Originaria del paese salentino, Spedicato è stata tra le prime donne in Italia a superare il concorso nazionale che aprì ufficialmente le porte dell’Arma al personale femminile. Una scelta coraggiosa, la sua, che le permise di indossare con orgoglio la divisa e di diventare un punto di riferimento per tante altre giovani intenzionate a seguire la stessa strada.

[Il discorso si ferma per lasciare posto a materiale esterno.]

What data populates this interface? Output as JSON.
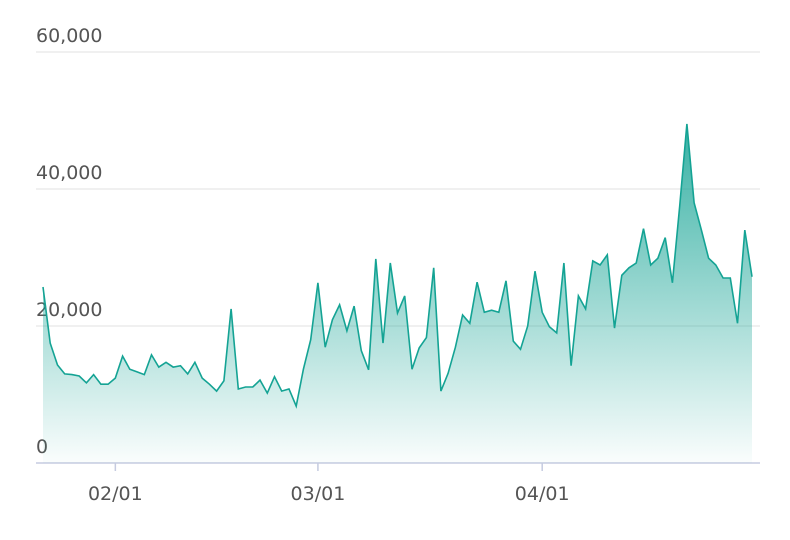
{
  "chart_data": {
    "type": "area",
    "x": [
      "01/22",
      "01/23",
      "01/24",
      "01/25",
      "01/26",
      "01/27",
      "01/28",
      "01/29",
      "01/30",
      "01/31",
      "02/01",
      "02/02",
      "02/03",
      "02/04",
      "02/05",
      "02/06",
      "02/07",
      "02/08",
      "02/09",
      "02/10",
      "02/11",
      "02/12",
      "02/13",
      "02/14",
      "02/15",
      "02/16",
      "02/17",
      "02/18",
      "02/19",
      "02/20",
      "02/21",
      "02/22",
      "02/23",
      "02/24",
      "02/25",
      "02/26",
      "02/27",
      "02/28",
      "03/01",
      "03/02",
      "03/03",
      "03/04",
      "03/05",
      "03/06",
      "03/07",
      "03/08",
      "03/09",
      "03/10",
      "03/11",
      "03/12",
      "03/13",
      "03/14",
      "03/15",
      "03/16",
      "03/17",
      "03/18",
      "03/19",
      "03/20",
      "03/21",
      "03/22",
      "03/23",
      "03/24",
      "03/25",
      "03/26",
      "03/27",
      "03/28",
      "03/29",
      "03/30",
      "03/31",
      "04/01",
      "04/02",
      "04/03",
      "04/04",
      "04/05",
      "04/06",
      "04/07",
      "04/08",
      "04/09",
      "04/10",
      "04/11",
      "04/12",
      "04/13",
      "04/14",
      "04/15",
      "04/16",
      "04/17",
      "04/18",
      "04/19",
      "04/20",
      "04/21",
      "04/22",
      "04/23",
      "04/24",
      "04/25",
      "04/26",
      "04/27",
      "04/28",
      "04/29",
      "04/30"
    ],
    "values": [
      25700,
      17500,
      14300,
      13000,
      12900,
      12700,
      11700,
      12900,
      11500,
      11500,
      12400,
      15600,
      13700,
      13300,
      12900,
      15800,
      14000,
      14700,
      14000,
      14200,
      13000,
      14700,
      12400,
      11500,
      10500,
      12000,
      22500,
      10800,
      11100,
      11100,
      12100,
      10200,
      12600,
      10500,
      10800,
      8300,
      13700,
      18000,
      26300,
      16900,
      20900,
      23100,
      19300,
      22900,
      16400,
      13600,
      29800,
      17500,
      29200,
      21900,
      24400,
      13700,
      16800,
      18300,
      28500,
      10500,
      13100,
      16900,
      21600,
      20400,
      26400,
      22000,
      22300,
      22000,
      26600,
      17800,
      16600,
      20000,
      28000,
      22000,
      19900,
      19000,
      29200,
      14200,
      24400,
      22500,
      29500,
      28900,
      30400,
      19700,
      27400,
      28500,
      29200,
      34200,
      28900,
      29900,
      32900,
      26300,
      37500,
      49500,
      38000,
      34000,
      29900,
      28900,
      27000,
      27000,
      20400,
      34000,
      27200
    ],
    "color": "#14a394",
    "xticks": [
      "02/01",
      "03/01",
      "04/01"
    ],
    "ylim": [
      0,
      60000
    ],
    "yticks": [
      0,
      {
        "value": 20000,
        "label": "20,000"
      },
      {
        "value": 40000,
        "label": "40,000"
      },
      {
        "value": 60000,
        "label": "60,000"
      }
    ],
    "grid": true
  }
}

Laureata in Psicologia, aveva saputo coniugare competenza professionale e spiccata sensibilità umana, qualità che l’hanno accompagnata in ogni incarico. Tra le prime donne a raggiungere il grado di maresciallo, aveva iniziato il servizio in Veneto, per poi rientrare nel Salento, dove ha consolidato la sua carriera fino a diventare luogotenente.

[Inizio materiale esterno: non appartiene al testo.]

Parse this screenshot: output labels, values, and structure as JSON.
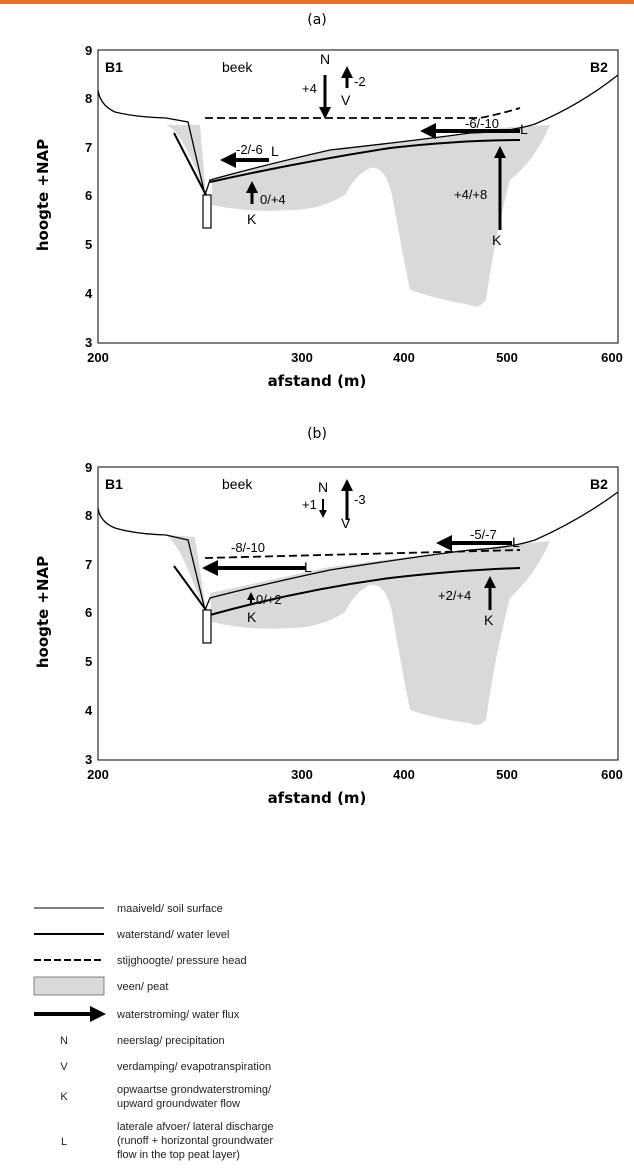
{
  "accent_color": "#e8702a",
  "peat_color": "#d9d9d9",
  "panels": [
    {
      "label": "(a)",
      "corner_left": "B1",
      "corner_right": "B2",
      "stream_label": "beek",
      "annotations": {
        "n_letter": "N",
        "n_value": "+4",
        "v_letter": "V",
        "v_value": "-2",
        "l_right_value": "-6/-10",
        "l_right_letter": "L",
        "l_left_value": "-2/-6",
        "l_left_letter": "L",
        "k_left_value": "0/+4",
        "k_left_letter": "K",
        "k_right_value": "+4/+8",
        "k_right_letter": "K"
      }
    },
    {
      "label": "(b)",
      "corner_left": "B1",
      "corner_right": "B2",
      "stream_label": "beek",
      "annotations": {
        "n_letter": "N",
        "n_value": "+1",
        "v_letter": "V",
        "v_value": "-3",
        "l_right_value": "-5/-7",
        "l_right_letter": "L",
        "l_left_value": "-8/-10",
        "l_left_letter": "L",
        "k_left_value": "0/+2",
        "k_left_letter": "K",
        "k_right_value": "+2/+4",
        "k_right_letter": "K"
      }
    }
  ],
  "axes": {
    "xlabel": "afstand (m)",
    "ylabel": "hoogte +NAP",
    "x_ticks": [
      "200",
      "300",
      "400",
      "500",
      "600"
    ],
    "y_ticks": [
      "3",
      "4",
      "5",
      "6",
      "7",
      "8",
      "9"
    ]
  },
  "legend": [
    {
      "symbol": "thin-line",
      "text": "maaiveld/ soil surface"
    },
    {
      "symbol": "thick-line",
      "text": "waterstand/ water level"
    },
    {
      "symbol": "dashed-line",
      "text": "stijghoogte/ pressure head"
    },
    {
      "symbol": "gray-box",
      "text": "veen/ peat"
    },
    {
      "symbol": "arrow",
      "text": "waterstroming/ water flux"
    },
    {
      "symbol": "N",
      "text": "neerslag/ precipitation"
    },
    {
      "symbol": "V",
      "text": "verdamping/ evapotranspiration"
    },
    {
      "symbol": "K",
      "text": "opwaartse grondwaterstroming/",
      "text2": "upward groundwater flow"
    },
    {
      "symbol": "L",
      "text": "laterale afvoer/ lateral discharge",
      "text2": "(runoff + horizontal groundwater",
      "text3": "flow in the top peat layer)"
    }
  ]
}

Negli ultimi anni la malattia l’aveva costretta al congedo anticipato, ma non aveva mai scalfito la sua discrezione e la dignità con cui ha affrontato ogni difficoltà. Alla notizia della scomparsa sono arrivati numerosi messaggi di affetto e cordoglio da colleghi, amici e rappresentanti delle istituzioni.

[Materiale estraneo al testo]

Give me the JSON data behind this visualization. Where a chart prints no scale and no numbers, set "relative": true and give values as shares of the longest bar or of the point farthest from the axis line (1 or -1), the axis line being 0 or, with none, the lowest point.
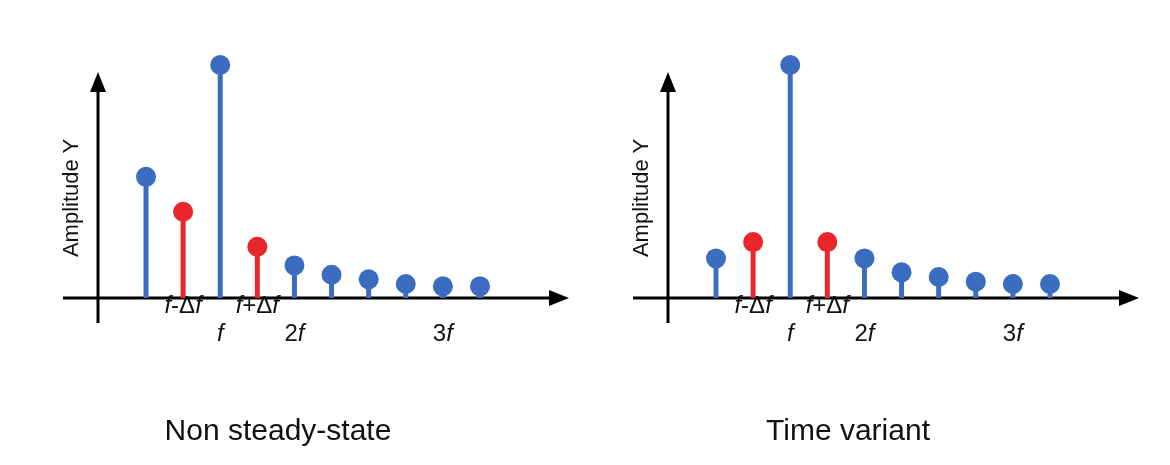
{
  "chart_data": [
    {
      "type": "lollipop",
      "title": "Non steady-state",
      "ylabel": "Amplitude Y",
      "relative": true,
      "marker": "circle",
      "categories": [
        null,
        "f-Δf",
        "f",
        "f+Δf",
        "2f",
        null,
        null,
        null,
        "3f",
        null
      ],
      "values": [
        0.52,
        0.37,
        1,
        0.22,
        0.14,
        0.1,
        0.08,
        0.06,
        0.05,
        0.05
      ],
      "colors": [
        "#3a6cc0",
        "#e8262b",
        "#3a6cc0",
        "#e8262b",
        "#3a6cc0",
        "#3a6cc0",
        "#3a6cc0",
        "#3a6cc0",
        "#3a6cc0",
        "#3a6cc0"
      ]
    },
    {
      "type": "lollipop",
      "title": "Time variant",
      "ylabel": "Amplitude Y",
      "relative": true,
      "marker": "circle",
      "categories": [
        null,
        "f-Δf",
        "f",
        "f+Δf",
        "2f",
        null,
        null,
        null,
        "3f",
        null
      ],
      "values": [
        0.17,
        0.24,
        1,
        0.24,
        0.17,
        0.11,
        0.09,
        0.07,
        0.06,
        0.06
      ],
      "colors": [
        "#3a6cc0",
        "#e8262b",
        "#3a6cc0",
        "#e8262b",
        "#3a6cc0",
        "#3a6cc0",
        "#3a6cc0",
        "#3a6cc0",
        "#3a6cc0",
        "#3a6cc0"
      ]
    }
  ]
}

Condoglianze del Ministro Crosetto per la scomparsa del Luogotenente Mariangela Spedicato
“Profondo dolore per la scomparsa di Mariangela Spedicato, Luogotenente dell’Arma dei Carabinieri, tra le prime donne a prestare servizio nella Benemerita. Nel corso della sua carriera è stata esempio di equilibrio, competenza e spirito di servizio, punto di riferimento per colleghi e cittadini. Ha interpretato il proprio ruolo con rigore e umanità, onorando ogni giorno l’Istituzione che rappresentava. Anche nella prova della malattia ha mostrato forza e dignità, lasciando un segno profondo in quanti hanno avuto il privilegio di conoscerla.
Il suo impegno si inseriva in una storia familiare profondamente legata all’Arma, moglie e sorella di Carabinieri con i quali ha condiviso la stessa scelta di servizio e dedizione allo Stato.
A nome mio e di tutta la Difesa, esprimo le più sentite condoglianze ai suoi cari, al Comandante Generale Salvatore Luongo, e a tutta l’Arma dei Carabinieri”. Così il Ministro della Difesa, Guido Crosetto.
Un pensiero è arrivato anche dal presidente del Consiglio Giorgia Meloni, che ha espresso vicinanza alla famiglia e all’Arma, definendo Spedicato «un modello di dedizione, professionalità e forza, capace di lasciare un segno profondo in chi l’ha conosciuta».
Il ricordo di Mariangela resta quello di una servitrice dello Stato appassionata, una pioniera che ha aperto nuove strade e che continuerà a vivere nella memoria della sua comunità e dei colleghi che hanno condiviso con lei il servizio.